An Observation by L.A. Repucci
It has been proposed that there exists a state in which property — whether defined in the physical sense such as objects, products, buildings, roads, etc, or financial instruments such as monetary instruments, corporate title, or deed to land ownership — may be owned or possessed in common; that is to say, that property may be possessed of multiple rightful claimants simultaneously. This suggestion, when examined rationally and exhaustively, is untenable from the perspective of any logical school of economic, social, and indeed physical school of thought, and balks at simple scrutiny.
In law, Property may be defined as the tangible product of enterprise and resources, or the gain of capital wealth which it may create. To ‘hold’ Property, a Party, or private, sentient entity, must have rightful claim to it and be capable of using it freely as they see fit, in keeping with natural law.
Natural resources, including land, are said to be owned either jurisdictionally by State, privately by party, or in common to the natural world. If property may be legally defined only as a product, then natural resources may be excluded from all laws pertaining to legal property. If property also may be further defined by the ability of it’s owner to use it as they see fit, in keeping with Ius Naturale, then any property claimed jurisdictionally by the State and said to be held in common amongst the citizenry must meet the article of usage to be legally owned. Consider Hardin’s tragedy of the commons as an argument for the conservation of private property over a state of nature, rather than an appeal to the economic law of scarcity or an appeal to the second law of thermodynamics ,
In Physics: Property may be defined as either an observable state of physical being. The universe of Einstein, Kepler, and Newton rests soundly on the tenet that physical bodies cannot occupy multiple physical locations simultaneously. The laws that govern the macro-physical world do not operate in the same way on the quantum level. At that comparatively tiny level, the rules of our known universe break down, and matter may exhibit the observed property of being at multiple locations simultaneously — bully and chalk 1 point for common property on the theoretically-quantum scale.
Currency: The attempt to simultaneously possess and use currency as defined above would result in praxeologic market-hilarity in the best case, and imprisonment or physical injury in the worst. Observe: Two friends in common possession of 1$ walk into a corner shop to buy a pack of chewing gum, which costs 1$. They each place a pack on the counter, and present the cashier with their single dollar bill. “It’s both of ours! We earned it in business together!” they beam as the cashier calls the cops and racks a shotgun under the register…
The two friends above may not use the paper currency simultaneously — while the concept of a dollar representing two, exclusively owned fifty-percent equity shares may be widely and innately understood — the single bill is represented in specie among the parties would still be 2 pairs of quarters.
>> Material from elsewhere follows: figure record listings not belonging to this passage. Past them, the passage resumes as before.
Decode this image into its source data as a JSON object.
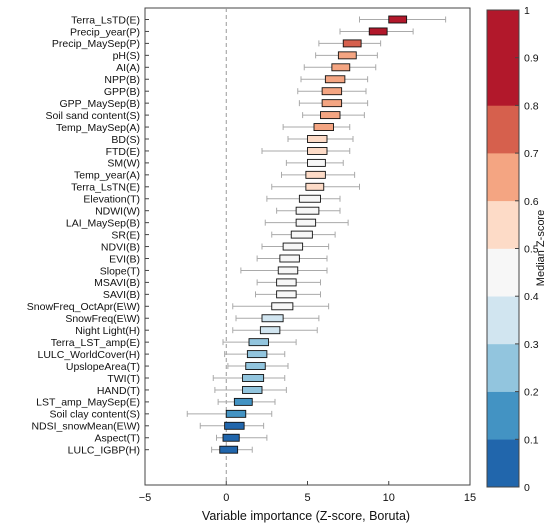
{
  "chart_data": {
    "type": "boxplot",
    "orientation": "horizontal",
    "xlabel": "Variable importance (Z-score, Boruta)",
    "ylabel": "",
    "xlim": [
      -5,
      15
    ],
    "xticks": [
      -5,
      0,
      5,
      10,
      15
    ],
    "reference_line": {
      "x": 0,
      "style": "dashed",
      "color": "#999999"
    },
    "colorbar": {
      "label": "Median Z-score",
      "range": [
        0,
        1
      ],
      "ticks": [
        "0",
        "0.1",
        "0.2",
        "0.3",
        "0.4",
        "0.5",
        "0.6",
        "0.7",
        "0.8",
        "0.9",
        "1"
      ],
      "colors": [
        "#2166ac",
        "#4393c3",
        "#92c5de",
        "#d1e5f0",
        "#f7f7f7",
        "#fddbc7",
        "#f4a582",
        "#d6604d",
        "#b2182b",
        "#b2182b"
      ]
    },
    "variables": [
      {
        "name": "Terra_LsTD(E)",
        "wl": 8.2,
        "q1": 10.0,
        "q3": 11.1,
        "wh": 13.5,
        "score": 0.95
      },
      {
        "name": "Precip_year(P)",
        "wl": 7.0,
        "q1": 8.8,
        "q3": 9.9,
        "wh": 11.5,
        "score": 0.85
      },
      {
        "name": "Precip_MaySep(P)",
        "wl": 5.7,
        "q1": 7.2,
        "q3": 8.3,
        "wh": 9.5,
        "score": 0.75
      },
      {
        "name": "pH(S)",
        "wl": 5.5,
        "q1": 6.9,
        "q3": 8.0,
        "wh": 9.3,
        "score": 0.65
      },
      {
        "name": "AI(A)",
        "wl": 4.8,
        "q1": 6.5,
        "q3": 7.6,
        "wh": 9.2,
        "score": 0.65
      },
      {
        "name": "NPP(B)",
        "wl": 4.6,
        "q1": 6.1,
        "q3": 7.3,
        "wh": 8.7,
        "score": 0.65
      },
      {
        "name": "GPP(B)",
        "wl": 4.4,
        "q1": 5.9,
        "q3": 7.1,
        "wh": 8.6,
        "score": 0.65
      },
      {
        "name": "GPP_MaySep(B)",
        "wl": 4.5,
        "q1": 5.9,
        "q3": 7.1,
        "wh": 8.7,
        "score": 0.65
      },
      {
        "name": "Soil sand content(S)",
        "wl": 4.7,
        "q1": 5.8,
        "q3": 7.0,
        "wh": 8.5,
        "score": 0.65
      },
      {
        "name": "Temp_MaySep(A)",
        "wl": 3.5,
        "q1": 5.4,
        "q3": 6.6,
        "wh": 7.6,
        "score": 0.65
      },
      {
        "name": "BD(S)",
        "wl": 3.8,
        "q1": 5.0,
        "q3": 6.2,
        "wh": 7.8,
        "score": 0.55
      },
      {
        "name": "FTD(E)",
        "wl": 2.2,
        "q1": 5.0,
        "q3": 6.2,
        "wh": 7.6,
        "score": 0.55
      },
      {
        "name": "SM(W)",
        "wl": 3.7,
        "q1": 5.0,
        "q3": 6.1,
        "wh": 7.2,
        "score": 0.45
      },
      {
        "name": "Temp_year(A)",
        "wl": 3.4,
        "q1": 4.9,
        "q3": 6.1,
        "wh": 7.9,
        "score": 0.55
      },
      {
        "name": "Terra_LsTN(E)",
        "wl": 2.8,
        "q1": 4.9,
        "q3": 6.0,
        "wh": 8.2,
        "score": 0.55
      },
      {
        "name": "Elevation(T)",
        "wl": 2.5,
        "q1": 4.5,
        "q3": 5.8,
        "wh": 7.0,
        "score": 0.45
      },
      {
        "name": "NDWI(W)",
        "wl": 3.1,
        "q1": 4.3,
        "q3": 5.7,
        "wh": 7.0,
        "score": 0.45
      },
      {
        "name": "LAI_MaySep(B)",
        "wl": 2.4,
        "q1": 4.3,
        "q3": 5.5,
        "wh": 7.5,
        "score": 0.45
      },
      {
        "name": "SR(E)",
        "wl": 2.8,
        "q1": 4.0,
        "q3": 5.3,
        "wh": 6.7,
        "score": 0.4
      },
      {
        "name": "NDVI(B)",
        "wl": 2.2,
        "q1": 3.5,
        "q3": 4.7,
        "wh": 6.3,
        "score": 0.4
      },
      {
        "name": "EVI(B)",
        "wl": 1.9,
        "q1": 3.3,
        "q3": 4.5,
        "wh": 6.2,
        "score": 0.4
      },
      {
        "name": "Slope(T)",
        "wl": 0.9,
        "q1": 3.2,
        "q3": 4.4,
        "wh": 6.2,
        "score": 0.45
      },
      {
        "name": "MSAVI(B)",
        "wl": 1.9,
        "q1": 3.1,
        "q3": 4.3,
        "wh": 5.8,
        "score": 0.4
      },
      {
        "name": "SAVI(B)",
        "wl": 1.8,
        "q1": 3.1,
        "q3": 4.3,
        "wh": 5.8,
        "score": 0.4
      },
      {
        "name": "SnowFreq_OctApr(E\\W)",
        "wl": 0.4,
        "q1": 2.8,
        "q3": 4.1,
        "wh": 6.3,
        "score": 0.45
      },
      {
        "name": "SnowFreq(E\\W)",
        "wl": 0.6,
        "q1": 2.2,
        "q3": 3.5,
        "wh": 5.7,
        "score": 0.35
      },
      {
        "name": "Night Light(H)",
        "wl": 0.4,
        "q1": 2.1,
        "q3": 3.3,
        "wh": 5.6,
        "score": 0.35
      },
      {
        "name": "Terra_LST_amp(E)",
        "wl": -0.2,
        "q1": 1.4,
        "q3": 2.6,
        "wh": 4.3,
        "score": 0.25
      },
      {
        "name": "LULC_WorldCover(H)",
        "wl": -0.1,
        "q1": 1.3,
        "q3": 2.5,
        "wh": 3.6,
        "score": 0.25
      },
      {
        "name": "UpslopeArea(T)",
        "wl": 0.1,
        "q1": 1.2,
        "q3": 2.4,
        "wh": 3.8,
        "score": 0.25
      },
      {
        "name": "TWI(T)",
        "wl": -0.8,
        "q1": 1.0,
        "q3": 2.3,
        "wh": 3.6,
        "score": 0.25
      },
      {
        "name": "HAND(T)",
        "wl": -0.7,
        "q1": 1.0,
        "q3": 2.2,
        "wh": 3.7,
        "score": 0.25
      },
      {
        "name": "LST_amp_MaySep(E)",
        "wl": -0.5,
        "q1": 0.5,
        "q3": 1.6,
        "wh": 3.0,
        "score": 0.15
      },
      {
        "name": "Soil clay content(S)",
        "wl": -2.4,
        "q1": 0.0,
        "q3": 1.2,
        "wh": 2.8,
        "score": 0.15
      },
      {
        "name": "NDSI_snowMean(E\\W)",
        "wl": -1.6,
        "q1": -0.1,
        "q3": 1.1,
        "wh": 2.3,
        "score": 0.05
      },
      {
        "name": "Aspect(T)",
        "wl": -0.6,
        "q1": -0.2,
        "q3": 0.8,
        "wh": 2.5,
        "score": 0.05
      },
      {
        "name": "LULC_IGBP(H)",
        "wl": -0.9,
        "q1": -0.4,
        "q3": 0.7,
        "wh": 1.6,
        "score": 0.05
      }
    ]
  }
}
While they could pool their resources and ‘both’ purchase a single pack of gum, they would continue to own a 50% equity share in the pack — resulting in a division yet again of title equally between the dozen-or-so sticks of gum contained therein. This reduction and division of ownership can proceed ad quantum.
This simple reason is applicable within and demonstrated by current and universal economic realities, including all claims of joint title, common property law, jurisdictional issues, corporate law, and financial liability. A joint bank account is simply the sum of the parties’ individual interest in that account — claims to hold legal property in common are bunk.
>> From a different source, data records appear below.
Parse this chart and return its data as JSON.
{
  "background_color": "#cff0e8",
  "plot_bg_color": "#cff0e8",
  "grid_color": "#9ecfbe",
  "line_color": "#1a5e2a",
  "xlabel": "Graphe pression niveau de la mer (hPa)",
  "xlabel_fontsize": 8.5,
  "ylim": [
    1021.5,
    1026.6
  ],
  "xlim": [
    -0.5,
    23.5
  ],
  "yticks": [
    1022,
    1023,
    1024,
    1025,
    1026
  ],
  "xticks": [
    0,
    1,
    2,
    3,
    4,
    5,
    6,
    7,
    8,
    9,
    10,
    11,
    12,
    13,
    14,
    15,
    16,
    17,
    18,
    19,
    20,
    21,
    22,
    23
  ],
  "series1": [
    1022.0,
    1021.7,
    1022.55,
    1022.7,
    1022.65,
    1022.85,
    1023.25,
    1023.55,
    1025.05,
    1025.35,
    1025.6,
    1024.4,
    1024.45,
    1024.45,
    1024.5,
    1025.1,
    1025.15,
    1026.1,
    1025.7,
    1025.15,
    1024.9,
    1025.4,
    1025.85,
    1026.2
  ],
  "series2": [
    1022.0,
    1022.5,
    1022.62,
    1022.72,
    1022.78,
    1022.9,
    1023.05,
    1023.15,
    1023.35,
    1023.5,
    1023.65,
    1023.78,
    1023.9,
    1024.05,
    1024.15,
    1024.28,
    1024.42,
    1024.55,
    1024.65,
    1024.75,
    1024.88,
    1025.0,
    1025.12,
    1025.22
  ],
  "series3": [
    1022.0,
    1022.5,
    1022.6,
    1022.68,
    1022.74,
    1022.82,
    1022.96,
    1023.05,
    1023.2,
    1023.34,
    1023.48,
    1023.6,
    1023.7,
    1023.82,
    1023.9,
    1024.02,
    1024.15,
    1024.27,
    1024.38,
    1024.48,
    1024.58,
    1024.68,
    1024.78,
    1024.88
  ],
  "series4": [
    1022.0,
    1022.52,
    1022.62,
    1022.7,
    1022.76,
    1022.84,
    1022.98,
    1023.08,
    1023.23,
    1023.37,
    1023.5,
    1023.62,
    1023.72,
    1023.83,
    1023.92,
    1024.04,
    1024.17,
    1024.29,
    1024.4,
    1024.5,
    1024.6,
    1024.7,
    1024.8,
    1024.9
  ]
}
The human condition is marked by the sovereignty, independence and isolation of one’s own thought. Praxeological thought-experiments like John Searle’s Chinese Room Argument and Alan Turing’s Test would not be possible to pose in a human reality that was other than a state of individual mental separation. As we are alone in our thoughts, our experience of reality can only be communicated to one another. It is therefore not possible to ever ‘share’ an experience with any other sentient being, because it is not possible to perceive reality as another person…even if the technology should develop such that multiple individuals can network and share the information within their minds, that information must still filter through another individual consciousness in order to be experienced simultaneously. The physical separation of two minds is reinforced by the rationally-necessary separation of distinct individuals. There may exist a potential hive-mind collectivist state, but it would require such a radical change to that which constitutes the human condition, that it would violate the tenets of what it is to be human.
In conclusion, logically, the most plausible circumstance in which property could exist in common would be on the quantum level within a hive-minded non-human collective, and the laws that govern men are and should be an accurate extension of the laws that govern nature — not through Social Darwinism, but rather anthropology. Humans, as an adaptation, work interdependently to thrive, which often includes the voluntary sharing and trading of resources and property…none of which are held in common.